Als ze de volgende dag even voor de uitzending praten, zegt Bomans tussen neus en lippen door dat hij geen melding wil maken van zijn griep op de radio. Daar zou zijn gezin maar ongerust van worden. Willem gaat er niet op in, maar vraagt wel of ze de calls eventueel ook uit mogen zenden. Bomans wil dat niet. In de uitzending vertelt hij over een tamme duif die bij zijn tent zit, ‘terwijl alles hier als de dood voor me is’. Hij vraagt zich af waar ze het over moeten hebben, omdat er niks gebeurt. Maar dat is Willems zorg, vindt hij. In lyrische termen praat hij over de schoonheid van het eiland. ‘Er is niks om je heen dat lelijk is. (…) Voor het eerst in je leven zie je alles om je heen zuiver en ongerept.’ Willem vraagt Bomans of hij weleens in zichzelf praat. Dat had de schrijver nog nooit gedaan, maar laatst schrok hij toen hij ineens ‘donder op’ tegen een duif riep. De meeuwen beginnen aan hem te wennen, denkt hij. Als hij beweegt vliegen er nog maar tien van de vijftig op.

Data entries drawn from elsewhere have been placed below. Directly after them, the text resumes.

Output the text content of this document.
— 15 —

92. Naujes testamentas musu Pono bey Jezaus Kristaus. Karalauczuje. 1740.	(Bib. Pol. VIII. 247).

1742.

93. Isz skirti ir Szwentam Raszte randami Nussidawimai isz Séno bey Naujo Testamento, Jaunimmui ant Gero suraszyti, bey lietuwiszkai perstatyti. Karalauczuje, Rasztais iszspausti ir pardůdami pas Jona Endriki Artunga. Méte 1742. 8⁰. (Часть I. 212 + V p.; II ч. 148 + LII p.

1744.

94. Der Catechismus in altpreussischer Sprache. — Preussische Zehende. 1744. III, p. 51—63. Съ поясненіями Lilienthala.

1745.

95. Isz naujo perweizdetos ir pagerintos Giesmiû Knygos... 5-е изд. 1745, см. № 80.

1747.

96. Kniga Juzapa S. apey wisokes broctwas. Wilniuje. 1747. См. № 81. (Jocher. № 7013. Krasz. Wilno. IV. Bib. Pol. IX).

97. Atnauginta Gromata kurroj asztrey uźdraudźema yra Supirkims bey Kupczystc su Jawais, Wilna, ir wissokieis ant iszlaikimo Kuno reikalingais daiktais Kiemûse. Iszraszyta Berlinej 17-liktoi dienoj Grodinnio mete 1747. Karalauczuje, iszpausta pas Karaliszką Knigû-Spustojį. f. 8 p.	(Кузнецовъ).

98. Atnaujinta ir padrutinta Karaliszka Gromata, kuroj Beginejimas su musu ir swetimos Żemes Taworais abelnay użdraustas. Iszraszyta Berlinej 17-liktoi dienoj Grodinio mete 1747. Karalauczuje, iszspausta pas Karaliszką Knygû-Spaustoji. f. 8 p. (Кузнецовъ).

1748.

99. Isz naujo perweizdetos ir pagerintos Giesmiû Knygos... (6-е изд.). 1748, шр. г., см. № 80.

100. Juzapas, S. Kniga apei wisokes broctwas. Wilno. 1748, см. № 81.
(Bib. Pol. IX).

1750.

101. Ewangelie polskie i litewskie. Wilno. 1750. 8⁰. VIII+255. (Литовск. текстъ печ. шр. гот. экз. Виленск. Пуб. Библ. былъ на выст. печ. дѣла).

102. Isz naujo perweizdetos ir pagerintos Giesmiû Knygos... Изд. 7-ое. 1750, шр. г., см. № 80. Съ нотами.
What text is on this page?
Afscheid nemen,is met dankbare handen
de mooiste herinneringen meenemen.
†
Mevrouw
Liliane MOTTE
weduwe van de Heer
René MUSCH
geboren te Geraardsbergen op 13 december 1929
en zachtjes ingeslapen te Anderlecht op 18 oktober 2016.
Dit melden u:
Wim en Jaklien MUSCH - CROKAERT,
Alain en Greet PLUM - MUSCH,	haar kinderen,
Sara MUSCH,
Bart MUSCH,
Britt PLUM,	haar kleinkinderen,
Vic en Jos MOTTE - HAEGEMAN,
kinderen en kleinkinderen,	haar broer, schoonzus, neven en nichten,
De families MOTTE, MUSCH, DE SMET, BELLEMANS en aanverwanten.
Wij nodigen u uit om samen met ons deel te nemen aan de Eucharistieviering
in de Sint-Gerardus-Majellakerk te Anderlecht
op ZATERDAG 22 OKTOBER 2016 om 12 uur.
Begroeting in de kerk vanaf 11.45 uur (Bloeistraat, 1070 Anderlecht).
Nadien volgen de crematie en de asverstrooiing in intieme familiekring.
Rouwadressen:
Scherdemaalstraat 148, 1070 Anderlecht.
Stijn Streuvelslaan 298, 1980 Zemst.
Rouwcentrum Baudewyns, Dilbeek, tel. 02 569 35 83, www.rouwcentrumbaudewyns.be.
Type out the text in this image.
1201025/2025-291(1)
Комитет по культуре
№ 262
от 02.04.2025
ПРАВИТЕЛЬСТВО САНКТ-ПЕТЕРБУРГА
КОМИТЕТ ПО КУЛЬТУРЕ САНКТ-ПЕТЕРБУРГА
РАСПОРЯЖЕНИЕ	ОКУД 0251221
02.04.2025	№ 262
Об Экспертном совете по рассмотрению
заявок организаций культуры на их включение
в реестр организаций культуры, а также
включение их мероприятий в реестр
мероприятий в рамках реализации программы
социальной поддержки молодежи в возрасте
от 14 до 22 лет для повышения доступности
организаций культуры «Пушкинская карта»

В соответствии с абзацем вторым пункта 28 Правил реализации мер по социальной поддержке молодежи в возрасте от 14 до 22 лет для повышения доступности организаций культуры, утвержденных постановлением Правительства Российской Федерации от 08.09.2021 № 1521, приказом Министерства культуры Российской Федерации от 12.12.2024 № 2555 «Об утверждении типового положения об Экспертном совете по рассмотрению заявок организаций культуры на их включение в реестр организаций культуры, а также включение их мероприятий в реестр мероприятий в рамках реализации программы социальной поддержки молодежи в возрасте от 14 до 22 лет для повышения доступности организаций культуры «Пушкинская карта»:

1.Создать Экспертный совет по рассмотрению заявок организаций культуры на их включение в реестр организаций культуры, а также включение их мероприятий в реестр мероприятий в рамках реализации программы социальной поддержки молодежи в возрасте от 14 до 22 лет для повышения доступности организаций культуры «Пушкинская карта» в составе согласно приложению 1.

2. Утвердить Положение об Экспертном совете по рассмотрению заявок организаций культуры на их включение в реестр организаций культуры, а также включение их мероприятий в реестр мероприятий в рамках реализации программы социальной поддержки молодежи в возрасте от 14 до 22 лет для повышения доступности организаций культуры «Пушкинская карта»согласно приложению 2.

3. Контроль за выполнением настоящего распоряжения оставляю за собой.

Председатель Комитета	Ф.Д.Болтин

Na de uitzending zegt Willem eerlijk dat hij Godfried nogal vlak vindt en wat meer beschouwing had verwacht. Bomans antwoordt een beetje gepikeerd dat hij blij is het überhaupt gehaald te hebben, hij voelt zich zo rillerig. Willem wil dat Bomans ook op de radio melding maakt van zijn conditie, hij wil geen act meer opvoeren. ‘Het moet geen hoorspel worden.’ Hij hoopt dat zijn woorden niet te hard overkomen. Beteuterd geeft Bomans toe, al vraagt hij zich af wat de luisteraars met zijn persoonlijke problemen te maken hebben. Willem zegt dat het er niet om gaat dat zijn woorden er mooi uitkomen, of dat hij een goede beschrijving van het eiland geeft. ‘Het allerbelangrijkste is het gevoel van jezelf. Als je je naar voelt of vervelend, zég dat dan.’ Hij benadrukt dat de luisteraars niet op de hoogte zijn van de dingen die tijdens de calls worden besproken.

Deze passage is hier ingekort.